Plainly put, North Korea's survival strategy is a policy of international military extortion. North Korea's rulers have concluded that it is safest to finance the survival of their state through the international export of strategic insecurity and military menace. Consequently, the leadership, as a matter of course, strives to generate sufficiently grave international tensions, and present sufficiently credible security threats, to wrest a flow of essentially coerced transfers from neighbors and other international targets sufficient in volume to assure the continuation of what Pyongyang describes as "our own style of socialism."
To date, Pyongyang's predatory security strategy has actually worked rather well. After all, the DPRK, unlike so many other communist regimes, has neither vanished from the face of the earth nor compromised its claim to unlimited domestic authority through system-altering economic reforms. Moreover, North Korea has methodically unburdened itself of the various international obligations that had heretofore seemingly constrained its prerogative to amass a nuclear arsenal. Improbable as it may sound, Pyongyang has now come to engage South Korea and the great powers of the Pacific (China, Japan, Russia and the U.S.) in "denuclearization" talks from a position of tactical advantage (with supposed nonproliferation deliberations occurring on a schedule and according to an agenda largely of Pyongyang's own choosing).
No less important: As the perceived killing potential of the North Korean state has waxed, so has the aggregate level of net foreign resources transmitted to the DPRK through "non-commercial" channels (such as aid payments from concerned neighboring states or state-sponsored criminal activities, including drug smuggling and counterfeiting).

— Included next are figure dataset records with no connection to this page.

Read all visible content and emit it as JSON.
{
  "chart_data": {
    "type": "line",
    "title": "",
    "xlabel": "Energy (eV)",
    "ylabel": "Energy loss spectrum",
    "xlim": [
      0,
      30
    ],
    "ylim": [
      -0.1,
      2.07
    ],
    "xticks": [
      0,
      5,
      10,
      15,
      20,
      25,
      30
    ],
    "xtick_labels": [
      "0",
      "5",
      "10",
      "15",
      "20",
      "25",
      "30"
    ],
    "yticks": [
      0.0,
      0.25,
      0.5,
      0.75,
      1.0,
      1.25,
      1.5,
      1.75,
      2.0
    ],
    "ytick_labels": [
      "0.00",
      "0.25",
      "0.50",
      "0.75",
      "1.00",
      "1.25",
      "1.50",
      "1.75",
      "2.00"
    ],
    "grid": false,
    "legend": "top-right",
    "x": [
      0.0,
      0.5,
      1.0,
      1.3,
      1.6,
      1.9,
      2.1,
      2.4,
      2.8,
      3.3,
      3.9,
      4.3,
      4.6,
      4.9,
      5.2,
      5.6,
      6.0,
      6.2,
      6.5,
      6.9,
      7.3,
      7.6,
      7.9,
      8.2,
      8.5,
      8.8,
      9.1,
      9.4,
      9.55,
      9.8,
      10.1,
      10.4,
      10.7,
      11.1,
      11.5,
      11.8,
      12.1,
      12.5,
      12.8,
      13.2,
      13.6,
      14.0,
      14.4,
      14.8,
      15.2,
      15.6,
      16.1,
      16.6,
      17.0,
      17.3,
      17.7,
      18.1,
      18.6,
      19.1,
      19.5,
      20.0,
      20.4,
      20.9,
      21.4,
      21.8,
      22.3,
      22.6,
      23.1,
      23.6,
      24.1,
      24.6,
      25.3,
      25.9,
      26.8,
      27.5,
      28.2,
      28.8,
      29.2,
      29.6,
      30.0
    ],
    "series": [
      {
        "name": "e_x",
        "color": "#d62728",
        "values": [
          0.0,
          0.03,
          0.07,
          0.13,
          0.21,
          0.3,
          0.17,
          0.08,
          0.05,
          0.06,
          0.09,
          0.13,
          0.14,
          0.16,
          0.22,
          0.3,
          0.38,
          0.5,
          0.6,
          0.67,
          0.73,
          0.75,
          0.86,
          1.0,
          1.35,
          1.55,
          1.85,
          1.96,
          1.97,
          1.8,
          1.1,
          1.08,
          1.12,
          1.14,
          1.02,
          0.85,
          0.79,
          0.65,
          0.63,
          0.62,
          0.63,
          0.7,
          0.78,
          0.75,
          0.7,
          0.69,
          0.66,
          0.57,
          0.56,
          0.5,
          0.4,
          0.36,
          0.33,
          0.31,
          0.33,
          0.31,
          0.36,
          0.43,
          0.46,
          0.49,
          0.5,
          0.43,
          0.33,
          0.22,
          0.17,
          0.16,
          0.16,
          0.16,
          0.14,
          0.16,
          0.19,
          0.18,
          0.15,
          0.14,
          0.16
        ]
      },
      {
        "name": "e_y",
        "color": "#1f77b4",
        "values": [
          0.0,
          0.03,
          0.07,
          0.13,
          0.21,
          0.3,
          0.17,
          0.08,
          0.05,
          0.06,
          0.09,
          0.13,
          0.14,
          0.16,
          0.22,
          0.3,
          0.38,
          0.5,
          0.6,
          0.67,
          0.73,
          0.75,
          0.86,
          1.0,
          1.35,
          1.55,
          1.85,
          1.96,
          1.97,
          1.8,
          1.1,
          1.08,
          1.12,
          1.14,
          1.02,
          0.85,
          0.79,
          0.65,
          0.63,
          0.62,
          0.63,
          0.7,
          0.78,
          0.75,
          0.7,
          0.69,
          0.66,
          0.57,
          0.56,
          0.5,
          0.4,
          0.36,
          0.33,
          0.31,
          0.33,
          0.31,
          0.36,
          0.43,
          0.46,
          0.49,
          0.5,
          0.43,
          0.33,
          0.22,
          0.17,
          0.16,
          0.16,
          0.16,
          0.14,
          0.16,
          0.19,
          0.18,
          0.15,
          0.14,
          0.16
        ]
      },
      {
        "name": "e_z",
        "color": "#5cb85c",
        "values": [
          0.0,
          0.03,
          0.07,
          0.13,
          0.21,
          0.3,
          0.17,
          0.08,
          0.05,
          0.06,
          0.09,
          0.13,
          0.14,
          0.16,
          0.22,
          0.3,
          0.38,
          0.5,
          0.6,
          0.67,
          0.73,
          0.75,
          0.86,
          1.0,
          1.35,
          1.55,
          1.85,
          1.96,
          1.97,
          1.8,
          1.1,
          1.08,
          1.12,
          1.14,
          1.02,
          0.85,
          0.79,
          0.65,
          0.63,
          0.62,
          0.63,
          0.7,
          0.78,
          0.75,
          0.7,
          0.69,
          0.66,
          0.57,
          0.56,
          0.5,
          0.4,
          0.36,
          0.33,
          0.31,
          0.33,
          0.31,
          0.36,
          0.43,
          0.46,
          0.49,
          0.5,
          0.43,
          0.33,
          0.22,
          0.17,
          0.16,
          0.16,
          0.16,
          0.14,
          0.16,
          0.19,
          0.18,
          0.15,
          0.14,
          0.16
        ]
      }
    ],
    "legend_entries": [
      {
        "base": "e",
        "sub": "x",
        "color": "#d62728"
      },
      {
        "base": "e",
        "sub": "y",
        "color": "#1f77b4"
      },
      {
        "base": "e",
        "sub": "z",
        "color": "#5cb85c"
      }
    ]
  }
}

North Korea's balance of trade deficit has soared during the era of "military-first politics"--and, for the idiosyncratic system they oversee, DPRK leaders view that deficit not as an indicator of economic weakness but as a proxy for political strength.
Although the Bush administration's rhetoric about Kim Jong Il and his regime has sometimes been ferocious ("loathsome dwarf," "axis of evil," etc.), North Korea's leaders seem to have concluded that the Bush North Korea policy consists mainly of empty words--and that oft-repeated admonitions and warnings need not be taken terribly seriously. By more than one criterion, indeed, Pyongyang's strategic successes on the Bush watch outshine those from its brinkmanship during the Clinton years. Apparently unwilling to move against North Korea's nuclear challenges by itself, and evidently incapable of fashioning a practical response involving allies and others, the Bush administration's response to Pyongyang's atomic provocations is today principally characterized by renewed calls for additional rounds of toothless conference diplomacy.
Having taken the measure of his American adversaries, Kim Jong Il and his regime are now embarking on a perilous new high-stakes gamble, one through which they may earn unprecedented economic and strategic benefits. Ballistic missiles are their instrument in this venture. These will be wielded as like a strategic battering ram, with the aim of shattering the U.S. security architecture in the Korean peninsula and throughout northeast Asia.
Nicholas Eberstadt is the Henry Wendt Scholar in Political Economy at AEI.